“Lynch syndrome (LS) is the most common hereditary cause of uterine cancer,” explains Daniel Spinosa, MD. “Understanding whether a uterine cancer is caused by LS or not has prognostic and therapeutic implications for the patient as well as for the patient’s family. The Society for Gynecologic Oncology recommends, screening for LS, but it is not prescriptive about how that screening should be done, allowing for both age- and/or risk-based screening or universal screening.”

For a paper published in Gynecologic Oncology, Dr. Spinosa and colleagues aimed to determine the feasibility and effectiveness of a quality improvement initiative (QI) to adopt universal screening for LS in patients with uterine cancer at an institution that previously employed age-based screening. “The main impetus for this QI project was the difficulty in reliably applying age-based screening, whereas universal screening is, in many ways, more logistically facile,” he says. “A secondary line of inquiry was whether universal screening was more effective, but that was not necessarily the motivating factor, as either screening approach is within the guidelines.”

Nearly 100% Compliance With Universal Screening

Prior to the initiative, tumors of patients with uterine cancer diagnosed at age 60 or younger were screened for mismatch repair deficiency (MMR) and microsatellite instability (MSI). The QI process change model adopted universal testing for all uterine cancer specimens and implemented provider training, standardized documentation, and enhanced use of the electronic medical record (EMR). The researchers compared screening rates, results of screening, follow-up of abnormal results, and final diagnoses from the pre- and post-implementation periods.

To change provider behavior in favor of universal screening, Dr. Spinosa and the study team:

  • offered a provider training and education curriculum,
  • updated provider documentation to include a field for whether genetic screening was performed and, if so, the results, and
  • updated pathology documentation to include screening results.

“We found that institutional compliance with age- and/or risk-based screening was suboptimal, with less than 60% of patients younger than 60 receiving screening, despite the recommendations of the institutional policy,” Dr. Spinosa says. “Compliance with universal screening was nearly 100%, and the interventions we used to improve that compliance would be easy to implement by nearly any healthcare system. We greatly reduced the opportunity for provider error/oversight by strictly standardizing the process and adding documentation checks to encourage compliance.
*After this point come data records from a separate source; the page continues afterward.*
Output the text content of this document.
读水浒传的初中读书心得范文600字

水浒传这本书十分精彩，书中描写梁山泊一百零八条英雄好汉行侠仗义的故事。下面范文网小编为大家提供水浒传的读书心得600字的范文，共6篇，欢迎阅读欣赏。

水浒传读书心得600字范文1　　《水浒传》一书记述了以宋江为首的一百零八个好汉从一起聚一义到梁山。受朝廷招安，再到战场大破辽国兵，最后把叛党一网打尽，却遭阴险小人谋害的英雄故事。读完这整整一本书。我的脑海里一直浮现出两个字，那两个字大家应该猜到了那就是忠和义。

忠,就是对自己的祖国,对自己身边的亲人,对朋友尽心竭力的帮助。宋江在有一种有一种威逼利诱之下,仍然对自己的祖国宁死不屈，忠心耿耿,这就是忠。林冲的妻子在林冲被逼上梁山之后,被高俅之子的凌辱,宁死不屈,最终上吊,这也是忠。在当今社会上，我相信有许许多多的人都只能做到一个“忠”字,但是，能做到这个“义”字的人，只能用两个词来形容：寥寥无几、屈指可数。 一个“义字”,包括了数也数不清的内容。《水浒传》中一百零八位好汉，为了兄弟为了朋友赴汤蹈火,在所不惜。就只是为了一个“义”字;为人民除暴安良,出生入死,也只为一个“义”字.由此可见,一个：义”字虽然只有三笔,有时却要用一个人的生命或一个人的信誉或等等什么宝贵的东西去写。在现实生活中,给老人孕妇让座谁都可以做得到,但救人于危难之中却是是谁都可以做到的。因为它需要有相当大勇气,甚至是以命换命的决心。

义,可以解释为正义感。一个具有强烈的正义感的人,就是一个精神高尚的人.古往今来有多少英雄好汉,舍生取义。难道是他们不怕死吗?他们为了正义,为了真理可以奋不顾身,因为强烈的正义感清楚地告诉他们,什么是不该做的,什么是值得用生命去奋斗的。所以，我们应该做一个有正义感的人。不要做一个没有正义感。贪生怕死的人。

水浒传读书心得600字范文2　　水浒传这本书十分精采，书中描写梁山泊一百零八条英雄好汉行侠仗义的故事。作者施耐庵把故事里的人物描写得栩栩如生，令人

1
Age-based screening, even if perfectly executed, would have missed multiple hereditary cancer syndromes that were diagnosed after implementation of universal screening.”

Universal Screening Removes Chance to Overlook Protocol

One of the study’s secondary aims was to examine the results of screening in the pre-implementation and post-implementation cohorts (Figure). “A higher percentage of patients in the post-implementation group had abnormal screening results (not all of which were hereditary), got referred to genetic counseling, and were diagnosed with hereditary cancer syndromes when compared with the pre-implementation group,” he says.

Although universal screening may seem more challenging to physicians than target screening, Dr. Spinosa emphasizes that this is not the case. “Universal screening is actually easier to comply with, as it removes an opportunity for busy providers to overlook a protocol,” he says. “Our data also point toward, but do not definitively establish, universal screening as being more effective than age- and/or risk-based screening.”

Dr. Spinosa expresses a desire for future research comparing the cost-effectiveness of universal screening with that of age- and/or risk-based screening. “We would also like to see interventions implemented at other institutions, or for other screening protocols at our institution, to further validate their broad applicability,” he adds.